At first glance, the issue faced by Graziadio School of Business and Management at Pepperdine University (Calif.) may not seem too daunting: a few thousand applications a year and 1,600 students enrolled in 16 programs at five campuses. What’s so tough about that?

For starters, the entry of admissions data had always been paper-based and done manually. While prospective students applied online, their documents were printed, and multiple paper versions of their files were created to support varying needs and processes. “It was quite a headache,” says Juan Mena, a web applications developer for the school. “We knew we needed to do something better.”

Each campus’ admission committee also had a unique practice for reviewing applications and supporting files. With campuses stretching from Silicon Valley to Irvine, joint decision making was difficult.
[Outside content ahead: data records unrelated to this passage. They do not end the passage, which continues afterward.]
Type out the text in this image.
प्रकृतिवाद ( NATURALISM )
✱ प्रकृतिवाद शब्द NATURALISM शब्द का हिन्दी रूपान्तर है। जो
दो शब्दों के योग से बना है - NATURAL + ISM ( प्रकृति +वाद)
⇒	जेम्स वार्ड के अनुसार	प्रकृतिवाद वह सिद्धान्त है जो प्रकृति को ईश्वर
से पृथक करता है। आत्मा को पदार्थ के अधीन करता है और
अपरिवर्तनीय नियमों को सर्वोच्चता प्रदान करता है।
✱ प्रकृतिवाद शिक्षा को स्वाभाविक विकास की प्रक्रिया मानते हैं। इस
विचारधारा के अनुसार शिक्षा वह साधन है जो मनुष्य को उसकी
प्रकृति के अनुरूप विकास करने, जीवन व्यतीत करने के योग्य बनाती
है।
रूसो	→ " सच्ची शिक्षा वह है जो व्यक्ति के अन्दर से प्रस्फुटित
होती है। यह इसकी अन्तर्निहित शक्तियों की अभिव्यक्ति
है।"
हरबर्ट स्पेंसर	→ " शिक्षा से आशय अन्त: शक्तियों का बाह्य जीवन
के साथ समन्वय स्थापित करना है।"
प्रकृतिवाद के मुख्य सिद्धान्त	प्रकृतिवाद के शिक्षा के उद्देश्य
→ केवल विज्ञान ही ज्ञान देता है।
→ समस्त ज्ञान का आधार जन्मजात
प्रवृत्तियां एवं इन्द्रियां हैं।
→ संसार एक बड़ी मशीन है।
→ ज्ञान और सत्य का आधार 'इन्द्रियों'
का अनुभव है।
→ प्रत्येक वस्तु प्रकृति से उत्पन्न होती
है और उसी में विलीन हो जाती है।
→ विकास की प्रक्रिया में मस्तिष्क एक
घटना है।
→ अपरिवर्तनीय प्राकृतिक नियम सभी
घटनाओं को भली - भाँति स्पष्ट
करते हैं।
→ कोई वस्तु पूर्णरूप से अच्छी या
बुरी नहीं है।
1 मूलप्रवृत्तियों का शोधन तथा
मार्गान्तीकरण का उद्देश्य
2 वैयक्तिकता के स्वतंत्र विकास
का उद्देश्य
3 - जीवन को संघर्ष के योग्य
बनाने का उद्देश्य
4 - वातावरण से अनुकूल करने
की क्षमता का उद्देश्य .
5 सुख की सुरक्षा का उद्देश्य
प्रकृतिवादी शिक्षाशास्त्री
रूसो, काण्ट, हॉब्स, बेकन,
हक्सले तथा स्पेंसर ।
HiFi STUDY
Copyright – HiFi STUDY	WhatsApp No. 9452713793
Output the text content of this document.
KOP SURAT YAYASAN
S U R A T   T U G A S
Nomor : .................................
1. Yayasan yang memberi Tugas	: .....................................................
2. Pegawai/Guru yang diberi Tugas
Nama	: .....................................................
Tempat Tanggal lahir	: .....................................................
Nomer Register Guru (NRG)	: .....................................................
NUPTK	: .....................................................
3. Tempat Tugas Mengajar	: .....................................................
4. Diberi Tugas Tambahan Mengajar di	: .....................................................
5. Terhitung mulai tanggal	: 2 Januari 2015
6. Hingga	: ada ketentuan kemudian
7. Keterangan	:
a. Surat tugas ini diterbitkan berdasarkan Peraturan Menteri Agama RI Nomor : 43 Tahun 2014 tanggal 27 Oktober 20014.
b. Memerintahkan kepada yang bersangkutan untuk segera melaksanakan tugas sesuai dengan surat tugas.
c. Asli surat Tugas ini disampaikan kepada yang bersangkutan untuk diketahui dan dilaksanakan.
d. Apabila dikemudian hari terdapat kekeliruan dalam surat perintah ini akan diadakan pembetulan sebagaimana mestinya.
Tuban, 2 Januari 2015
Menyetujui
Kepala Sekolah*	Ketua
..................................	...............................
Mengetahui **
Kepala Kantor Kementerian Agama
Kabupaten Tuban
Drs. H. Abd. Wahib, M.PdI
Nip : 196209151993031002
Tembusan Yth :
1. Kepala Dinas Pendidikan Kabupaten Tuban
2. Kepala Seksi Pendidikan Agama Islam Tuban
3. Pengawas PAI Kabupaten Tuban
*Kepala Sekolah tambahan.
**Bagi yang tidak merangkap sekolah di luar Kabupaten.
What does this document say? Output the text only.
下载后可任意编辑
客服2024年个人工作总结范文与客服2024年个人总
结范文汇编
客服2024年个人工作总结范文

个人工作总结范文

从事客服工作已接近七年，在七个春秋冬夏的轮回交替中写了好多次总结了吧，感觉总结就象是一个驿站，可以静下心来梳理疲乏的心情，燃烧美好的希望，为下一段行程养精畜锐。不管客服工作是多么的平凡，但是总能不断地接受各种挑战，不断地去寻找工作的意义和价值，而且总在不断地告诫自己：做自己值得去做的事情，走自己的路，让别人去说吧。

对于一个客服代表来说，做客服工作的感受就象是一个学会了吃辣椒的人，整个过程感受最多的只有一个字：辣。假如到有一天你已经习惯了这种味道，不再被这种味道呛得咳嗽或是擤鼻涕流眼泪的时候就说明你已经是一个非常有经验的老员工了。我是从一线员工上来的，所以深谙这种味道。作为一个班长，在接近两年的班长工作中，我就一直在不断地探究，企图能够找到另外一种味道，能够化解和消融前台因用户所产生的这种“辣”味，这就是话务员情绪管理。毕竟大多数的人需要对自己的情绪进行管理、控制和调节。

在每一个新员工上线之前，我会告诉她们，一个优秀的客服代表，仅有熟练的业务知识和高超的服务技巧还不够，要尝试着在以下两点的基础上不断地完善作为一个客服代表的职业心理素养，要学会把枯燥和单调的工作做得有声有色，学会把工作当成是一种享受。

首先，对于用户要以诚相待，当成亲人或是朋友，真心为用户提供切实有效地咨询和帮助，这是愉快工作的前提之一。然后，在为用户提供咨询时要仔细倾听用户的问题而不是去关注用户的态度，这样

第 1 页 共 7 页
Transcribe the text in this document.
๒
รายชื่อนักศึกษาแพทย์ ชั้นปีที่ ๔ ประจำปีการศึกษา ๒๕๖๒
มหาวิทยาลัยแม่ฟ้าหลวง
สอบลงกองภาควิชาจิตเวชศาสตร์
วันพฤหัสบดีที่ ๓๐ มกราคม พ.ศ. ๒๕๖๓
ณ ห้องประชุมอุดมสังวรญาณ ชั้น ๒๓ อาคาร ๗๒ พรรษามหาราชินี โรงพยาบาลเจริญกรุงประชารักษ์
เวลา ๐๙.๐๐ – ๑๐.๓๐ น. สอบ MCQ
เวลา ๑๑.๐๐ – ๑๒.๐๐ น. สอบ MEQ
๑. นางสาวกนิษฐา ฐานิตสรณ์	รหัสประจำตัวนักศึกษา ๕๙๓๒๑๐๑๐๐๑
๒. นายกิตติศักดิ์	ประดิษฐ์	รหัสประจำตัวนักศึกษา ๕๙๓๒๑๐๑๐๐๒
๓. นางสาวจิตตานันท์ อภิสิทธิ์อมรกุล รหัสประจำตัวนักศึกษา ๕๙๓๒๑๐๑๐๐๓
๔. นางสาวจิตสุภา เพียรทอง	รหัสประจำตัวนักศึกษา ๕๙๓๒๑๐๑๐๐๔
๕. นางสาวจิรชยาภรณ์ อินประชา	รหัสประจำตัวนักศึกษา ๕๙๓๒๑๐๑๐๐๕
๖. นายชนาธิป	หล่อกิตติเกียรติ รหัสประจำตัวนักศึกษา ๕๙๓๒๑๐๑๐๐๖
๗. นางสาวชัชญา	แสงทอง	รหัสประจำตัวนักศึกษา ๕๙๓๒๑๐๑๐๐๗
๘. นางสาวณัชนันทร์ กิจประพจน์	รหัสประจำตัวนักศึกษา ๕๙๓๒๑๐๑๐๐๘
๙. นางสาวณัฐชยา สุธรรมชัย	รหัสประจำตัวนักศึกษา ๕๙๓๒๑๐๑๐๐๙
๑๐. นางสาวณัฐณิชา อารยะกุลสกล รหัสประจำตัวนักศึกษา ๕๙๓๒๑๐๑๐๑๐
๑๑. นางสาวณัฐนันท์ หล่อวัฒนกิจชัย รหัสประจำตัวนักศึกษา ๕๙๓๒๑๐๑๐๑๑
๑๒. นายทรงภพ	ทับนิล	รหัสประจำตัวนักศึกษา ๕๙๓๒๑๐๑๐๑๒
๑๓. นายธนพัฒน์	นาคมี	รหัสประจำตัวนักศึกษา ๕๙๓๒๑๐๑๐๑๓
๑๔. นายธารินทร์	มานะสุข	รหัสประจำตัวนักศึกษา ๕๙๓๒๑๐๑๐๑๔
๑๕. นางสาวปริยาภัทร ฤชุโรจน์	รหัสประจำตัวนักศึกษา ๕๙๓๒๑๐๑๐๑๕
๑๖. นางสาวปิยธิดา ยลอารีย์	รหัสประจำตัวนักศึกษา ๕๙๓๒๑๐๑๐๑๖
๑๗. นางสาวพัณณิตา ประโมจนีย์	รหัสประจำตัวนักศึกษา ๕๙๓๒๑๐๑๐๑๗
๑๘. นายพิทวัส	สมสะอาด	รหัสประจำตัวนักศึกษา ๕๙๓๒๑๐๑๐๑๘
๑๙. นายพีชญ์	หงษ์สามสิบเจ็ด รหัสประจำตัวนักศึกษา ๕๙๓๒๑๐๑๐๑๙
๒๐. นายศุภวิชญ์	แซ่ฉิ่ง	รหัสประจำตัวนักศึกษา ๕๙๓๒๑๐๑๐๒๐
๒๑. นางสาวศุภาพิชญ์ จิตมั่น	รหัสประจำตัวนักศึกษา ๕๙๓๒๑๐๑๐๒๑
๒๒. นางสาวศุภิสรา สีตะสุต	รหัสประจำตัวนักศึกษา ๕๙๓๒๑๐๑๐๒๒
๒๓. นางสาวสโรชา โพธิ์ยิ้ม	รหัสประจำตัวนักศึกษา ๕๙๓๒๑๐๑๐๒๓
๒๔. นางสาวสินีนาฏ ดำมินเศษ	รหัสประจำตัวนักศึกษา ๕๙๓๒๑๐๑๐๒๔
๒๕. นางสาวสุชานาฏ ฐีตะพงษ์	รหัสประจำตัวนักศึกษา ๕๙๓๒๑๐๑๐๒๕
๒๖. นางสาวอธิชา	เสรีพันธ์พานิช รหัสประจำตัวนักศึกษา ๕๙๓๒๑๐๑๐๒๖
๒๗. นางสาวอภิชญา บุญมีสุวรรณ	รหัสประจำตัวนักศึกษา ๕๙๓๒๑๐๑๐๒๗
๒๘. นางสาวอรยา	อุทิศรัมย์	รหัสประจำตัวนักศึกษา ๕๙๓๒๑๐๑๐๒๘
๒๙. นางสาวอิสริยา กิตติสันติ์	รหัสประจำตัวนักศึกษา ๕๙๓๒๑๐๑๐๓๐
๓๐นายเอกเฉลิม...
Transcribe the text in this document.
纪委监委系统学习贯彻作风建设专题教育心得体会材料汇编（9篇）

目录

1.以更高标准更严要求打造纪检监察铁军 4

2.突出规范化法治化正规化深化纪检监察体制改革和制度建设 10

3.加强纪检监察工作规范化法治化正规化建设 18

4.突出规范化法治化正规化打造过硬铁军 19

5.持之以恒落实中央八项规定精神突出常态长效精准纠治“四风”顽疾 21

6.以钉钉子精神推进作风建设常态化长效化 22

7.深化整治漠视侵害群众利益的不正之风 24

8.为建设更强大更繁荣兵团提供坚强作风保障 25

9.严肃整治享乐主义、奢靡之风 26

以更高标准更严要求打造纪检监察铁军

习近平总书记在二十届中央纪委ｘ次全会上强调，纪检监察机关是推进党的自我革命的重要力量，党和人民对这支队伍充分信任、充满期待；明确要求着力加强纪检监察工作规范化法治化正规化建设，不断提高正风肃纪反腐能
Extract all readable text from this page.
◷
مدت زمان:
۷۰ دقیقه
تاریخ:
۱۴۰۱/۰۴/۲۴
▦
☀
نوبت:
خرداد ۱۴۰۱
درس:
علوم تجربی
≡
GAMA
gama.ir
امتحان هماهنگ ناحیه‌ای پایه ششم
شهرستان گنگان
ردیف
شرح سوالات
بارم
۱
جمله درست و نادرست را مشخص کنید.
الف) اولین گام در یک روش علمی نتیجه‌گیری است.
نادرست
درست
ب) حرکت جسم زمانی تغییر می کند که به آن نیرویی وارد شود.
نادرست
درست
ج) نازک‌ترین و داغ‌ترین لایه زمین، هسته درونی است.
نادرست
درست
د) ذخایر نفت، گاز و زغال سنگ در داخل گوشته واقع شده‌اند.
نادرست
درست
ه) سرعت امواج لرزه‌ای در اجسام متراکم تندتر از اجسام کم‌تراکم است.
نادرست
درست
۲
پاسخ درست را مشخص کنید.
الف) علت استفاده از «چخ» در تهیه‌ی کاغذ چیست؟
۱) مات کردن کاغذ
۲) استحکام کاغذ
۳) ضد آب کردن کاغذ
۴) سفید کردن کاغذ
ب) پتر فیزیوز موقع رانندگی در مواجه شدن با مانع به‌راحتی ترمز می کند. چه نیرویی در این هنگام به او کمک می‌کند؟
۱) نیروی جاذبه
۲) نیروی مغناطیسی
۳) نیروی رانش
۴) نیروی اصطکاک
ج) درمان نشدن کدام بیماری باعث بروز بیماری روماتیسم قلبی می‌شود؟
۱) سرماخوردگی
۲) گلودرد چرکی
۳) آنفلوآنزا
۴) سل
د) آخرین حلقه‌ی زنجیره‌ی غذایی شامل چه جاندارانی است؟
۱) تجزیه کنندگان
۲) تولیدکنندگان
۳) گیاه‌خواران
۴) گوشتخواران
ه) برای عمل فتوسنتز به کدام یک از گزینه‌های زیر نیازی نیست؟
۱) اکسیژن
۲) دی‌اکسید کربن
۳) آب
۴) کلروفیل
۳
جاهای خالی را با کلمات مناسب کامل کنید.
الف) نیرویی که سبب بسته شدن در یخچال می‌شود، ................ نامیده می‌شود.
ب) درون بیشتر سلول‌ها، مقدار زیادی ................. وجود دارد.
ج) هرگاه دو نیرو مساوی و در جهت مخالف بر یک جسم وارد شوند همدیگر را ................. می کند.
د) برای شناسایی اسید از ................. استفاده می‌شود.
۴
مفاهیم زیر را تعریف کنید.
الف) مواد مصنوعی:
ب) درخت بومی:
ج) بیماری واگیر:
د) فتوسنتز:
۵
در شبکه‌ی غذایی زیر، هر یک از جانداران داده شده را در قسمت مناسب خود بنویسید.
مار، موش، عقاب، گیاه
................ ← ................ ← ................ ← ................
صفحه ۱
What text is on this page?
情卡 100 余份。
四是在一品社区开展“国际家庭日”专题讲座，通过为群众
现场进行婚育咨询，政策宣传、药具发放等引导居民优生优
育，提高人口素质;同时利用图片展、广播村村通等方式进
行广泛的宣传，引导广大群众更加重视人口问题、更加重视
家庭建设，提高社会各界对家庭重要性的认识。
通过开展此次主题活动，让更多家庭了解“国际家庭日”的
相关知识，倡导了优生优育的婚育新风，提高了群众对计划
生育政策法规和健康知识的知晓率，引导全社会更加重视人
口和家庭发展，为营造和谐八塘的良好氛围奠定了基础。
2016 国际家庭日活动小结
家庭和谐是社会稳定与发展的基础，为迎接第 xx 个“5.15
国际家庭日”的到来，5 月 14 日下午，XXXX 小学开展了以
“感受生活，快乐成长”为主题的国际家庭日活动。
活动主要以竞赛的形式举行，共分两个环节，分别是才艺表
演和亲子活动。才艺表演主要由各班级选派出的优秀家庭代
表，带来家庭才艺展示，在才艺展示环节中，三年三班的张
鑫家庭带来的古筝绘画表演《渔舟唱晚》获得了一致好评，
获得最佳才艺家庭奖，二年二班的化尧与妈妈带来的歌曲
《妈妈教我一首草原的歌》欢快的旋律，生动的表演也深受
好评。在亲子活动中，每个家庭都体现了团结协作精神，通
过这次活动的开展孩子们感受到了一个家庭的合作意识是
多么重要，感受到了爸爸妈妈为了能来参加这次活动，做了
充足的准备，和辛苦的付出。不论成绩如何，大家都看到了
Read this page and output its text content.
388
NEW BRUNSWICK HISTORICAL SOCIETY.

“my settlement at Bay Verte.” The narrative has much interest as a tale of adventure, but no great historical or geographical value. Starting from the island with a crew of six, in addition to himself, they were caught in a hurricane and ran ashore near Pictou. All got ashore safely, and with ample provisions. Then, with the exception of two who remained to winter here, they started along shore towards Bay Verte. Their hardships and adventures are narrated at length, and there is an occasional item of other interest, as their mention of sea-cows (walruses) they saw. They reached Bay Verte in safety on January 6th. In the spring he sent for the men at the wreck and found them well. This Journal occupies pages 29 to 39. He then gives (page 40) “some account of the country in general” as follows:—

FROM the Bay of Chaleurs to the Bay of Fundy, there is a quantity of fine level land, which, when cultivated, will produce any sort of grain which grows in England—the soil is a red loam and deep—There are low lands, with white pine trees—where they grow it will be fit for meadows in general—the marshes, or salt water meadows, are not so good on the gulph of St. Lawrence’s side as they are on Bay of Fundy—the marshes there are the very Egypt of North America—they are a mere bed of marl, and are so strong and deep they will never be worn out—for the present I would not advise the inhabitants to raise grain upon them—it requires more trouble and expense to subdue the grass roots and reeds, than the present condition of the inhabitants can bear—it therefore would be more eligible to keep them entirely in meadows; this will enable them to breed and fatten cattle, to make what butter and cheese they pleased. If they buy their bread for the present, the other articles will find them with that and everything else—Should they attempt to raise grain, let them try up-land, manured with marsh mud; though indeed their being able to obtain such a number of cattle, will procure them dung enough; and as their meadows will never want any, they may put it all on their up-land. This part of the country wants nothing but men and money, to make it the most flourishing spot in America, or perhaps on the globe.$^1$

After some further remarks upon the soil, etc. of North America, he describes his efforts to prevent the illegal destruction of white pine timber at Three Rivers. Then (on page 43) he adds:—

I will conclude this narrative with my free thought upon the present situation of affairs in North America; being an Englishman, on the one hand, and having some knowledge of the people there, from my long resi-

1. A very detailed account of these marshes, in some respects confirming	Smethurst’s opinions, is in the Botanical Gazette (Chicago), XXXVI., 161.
The committees met just three times a year, a detriment to the school’s rolling admissions process.

“It’s a very competitive market, arguably one of the most competitive in the country for working adults,” says Darrell Eriksen, director of admission. “We need to get admission decisions out as quickly as possible, and we have school all year around.”

In 2008, the admission and technology services units began working with Pepperdine’s IT department to create a paperless file for each applicant. After two years of development, data from applications now is imported directly into Oracle’s PeopleSoft product, the school’s student information system. Perceptive Software’s Nolij product was implemented for document management and workflow, allowing both for easy sharing of files and for each campus’ admission committee to retain its unique workflow processes.

The new system allows deans, department chairs, admission committees, and others to review documents and make decisions more quickly. Data accuracy has greatly improved, as have storage, confidentiality, and accessibility of the information. Not that the transition was without its bumps. “We needed a culture change,” Eriksen says. “It was a real change to get people to read from the Nolij system to the PeopleSoft system and slowly let go of the paper folders.”

Graziadio officials say the challenge was worth it and cite Nolij as a key factor in revamping business procedures. Processing time for applicants’ files has dropped from weeks to days, and prospective students are notified of admission decisions within 24 hours. Staff overtime is down $15,000 a year, and paper, photocopying, and storage costs have dropped, as well.

Officials did decide to continue on part of the process manually, according to Michael Stamper, director of technology services. And it’s deliberate. “Once the final decision is made, there is a level of human oversight just to verify things,” Stamper notes. “Then they manually put that into PeopleSoft as the final decision. We didn’t feel it was worth the risk to automate that final step.”